If an engineering team is following CI, CD, and the other CD then each day (or less) a piece of work should be added to master. This means that a typical team of 7 engineers working a standard two week sprint could easily produce seventy or more increments in a single sprint. They key here is that by breaking down the Scrum Product Backlog Items down into single pieces of work which can be individually developed with a single day and then tested in isolation. This is not easy, however with practice and strong story splitting skills it can be done.

It’s also worth mentioning the Definition of Done. The Scrum Guide states that each increment must meet the Defintion of Done. Continuous Delivery states that the master branch should be always be in a deployable state. What a high performing Scrum/DevOps team should do is write automated tests which execute against incoming pull requests into their master branch to confirm that it always meets the agreed Definition of Done. This not only reduces the amount of repetitive testing work expected of the team but it highlights immediately when a proposed increment does not meet the team’s Definition of Done. If it doesn’t, it’s not merged in.

Maybe DevOps and Scrum aren’t incompatible after all? Photo by Blue Bird on Pexels.com

Before wrapping up I also want to consider the 3 Ways of DevOps I discussed above.

By building the Definition of Done into the Deployment Pipeline of the product we support the 1st Way by ensuring that the requirements of the team are baked into the pipeline.

The 2nd Way is to shorten feedback loops. Scrum emphasises the value of engaging with stakeholders frequently to ensure that they are involved and know the current state of the product.
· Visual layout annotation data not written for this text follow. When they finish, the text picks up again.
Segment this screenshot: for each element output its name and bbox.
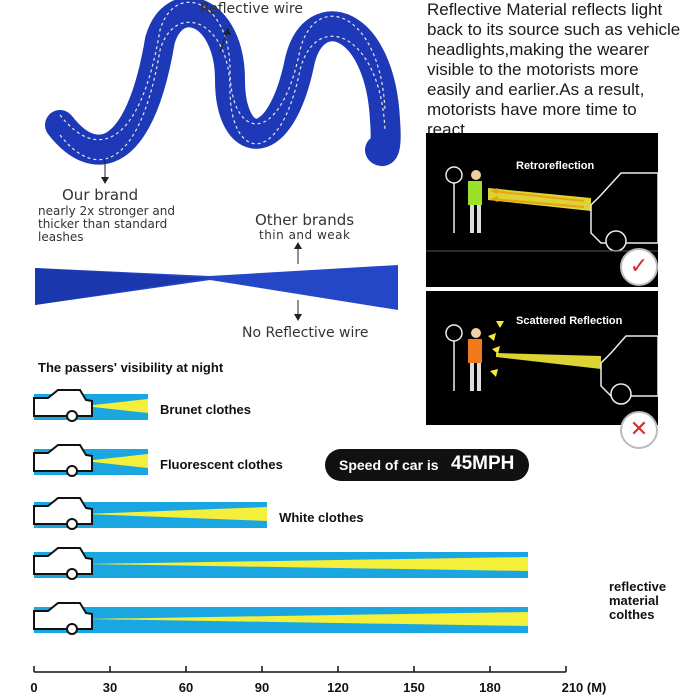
car-beam-graphic bbox=[33, 444, 148, 477]
car-icon bbox=[33, 547, 93, 575]
visibility-row-label: White clothes bbox=[279, 510, 364, 525]
other-brands-desc: thin and weak bbox=[259, 228, 351, 242]
speed-value: 45MPH bbox=[451, 453, 515, 474]
scattered-reflection-scene bbox=[445, 321, 658, 405]
axis-tick-label: 30 bbox=[102, 680, 118, 695]
cross-icon: ✕ bbox=[629, 417, 649, 442]
car-beam-graphic bbox=[33, 602, 528, 635]
our-brand-title: Our brand bbox=[62, 186, 139, 204]
no-reflective-label: No Reflective wire bbox=[242, 325, 369, 341]
check-icon: ✓ bbox=[629, 254, 649, 279]
leash-section: Reflective wire Our brand nearly 2x stro… bbox=[0, 0, 410, 350]
leash-illustration bbox=[35, 0, 401, 321]
car-icon bbox=[33, 602, 93, 630]
cross-mark-badge: ✕ bbox=[620, 411, 658, 449]
car-beam-graphic bbox=[33, 497, 268, 530]
retroreflection-title: Retroreflection bbox=[516, 160, 595, 172]
car-icon bbox=[33, 497, 93, 525]
headlight-beam bbox=[84, 507, 268, 521]
axis-tick-label: 120 bbox=[327, 680, 349, 695]
car-icon bbox=[33, 389, 93, 417]
car-wheel bbox=[66, 568, 78, 580]
car-icon bbox=[33, 444, 93, 472]
visibility-row-label: Brunet clothes bbox=[160, 402, 252, 417]
car-wheel bbox=[66, 465, 78, 477]
check-mark-badge: ✓ bbox=[620, 248, 658, 286]
speed-badge: Speed of car is 45MPH bbox=[325, 449, 529, 481]
reflective-wire-label: Reflective wire bbox=[200, 1, 303, 17]
headlight-beam bbox=[84, 454, 148, 468]
our-brand-strap bbox=[45, 0, 401, 167]
reflective-description: Reflective Material reflects light back … bbox=[427, 0, 681, 139]
axis-tick-label: 90 bbox=[254, 680, 270, 695]
axis-tick-label: 210 (M) bbox=[561, 680, 607, 695]
visibility-title: The passers' visibility at night bbox=[38, 360, 224, 375]
retroreflection-panel: Retroreflection ✓ bbox=[426, 133, 658, 287]
headlight-beam bbox=[84, 399, 148, 413]
other-brands-title: Other brands bbox=[255, 211, 355, 229]
car-beam-graphic bbox=[33, 389, 148, 422]
headlight-beam bbox=[84, 612, 528, 626]
other-brand-strap bbox=[35, 265, 398, 310]
axis-tick-label: 150 bbox=[403, 680, 425, 695]
scattered-reflection-title: Scattered Reflection bbox=[516, 315, 623, 327]
speed-label: Speed of car is bbox=[339, 457, 439, 473]
axis-tick-label: 60 bbox=[178, 680, 194, 695]
car-wheel bbox=[66, 623, 78, 635]
car-wheel bbox=[66, 410, 78, 422]
our-brand-desc: nearly 2x stronger and thicker than stan… bbox=[38, 204, 175, 244]
retroreflection-scene bbox=[426, 166, 658, 252]
visibility-row-label: Fluorescent clothes bbox=[160, 457, 283, 472]
car-wheel bbox=[66, 518, 78, 530]
car-beam-graphic bbox=[33, 547, 528, 580]
axis-tick-label: 0 bbox=[30, 680, 38, 695]
axis-tick-label: 180 bbox=[479, 680, 501, 695]
headlight-beam bbox=[84, 557, 528, 571]
scattered-reflection-panel: Scattered Reflection ✕ bbox=[426, 291, 658, 449]
visibility-row-label: reflective material colthes bbox=[609, 579, 667, 622]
Scrum is also based on empirism, the belief that only we can only make estimates by looking at real data, by valuing the 2nd Way and shortening those feedback loops wherever possible this gives us a more accurate picture of what impact our changes have had. Simply put, this more accurate view provides the transparency we need to inspect and adapt. These are the three pillars of empirism.

Scrum also defines an event, the Retrospective where team members should meet to discuss ways to improve the quality and effectiveness of the team. This fosters the experimentation and innovation expected of the 3rd Way. These ideas aren’t working against each other. Scrum is providing events to ensure that the DevOps approaches are being honoured.

Conclusion

DevOps is often seen as a Scrum upgrade or perhaps a replacement to the agile framework. However it shouldn’t be. I believe that many of the automation and development strategies of DevOps are the natural evolution of Scrum principles and fit very neatly into any team already using the process.

With automated tests continuously testing each increment to guarantee that it meets the team’s Definition of Done increments can become smaller and a continuous flow of high value work can be delivered with shorter lead times and higher quality.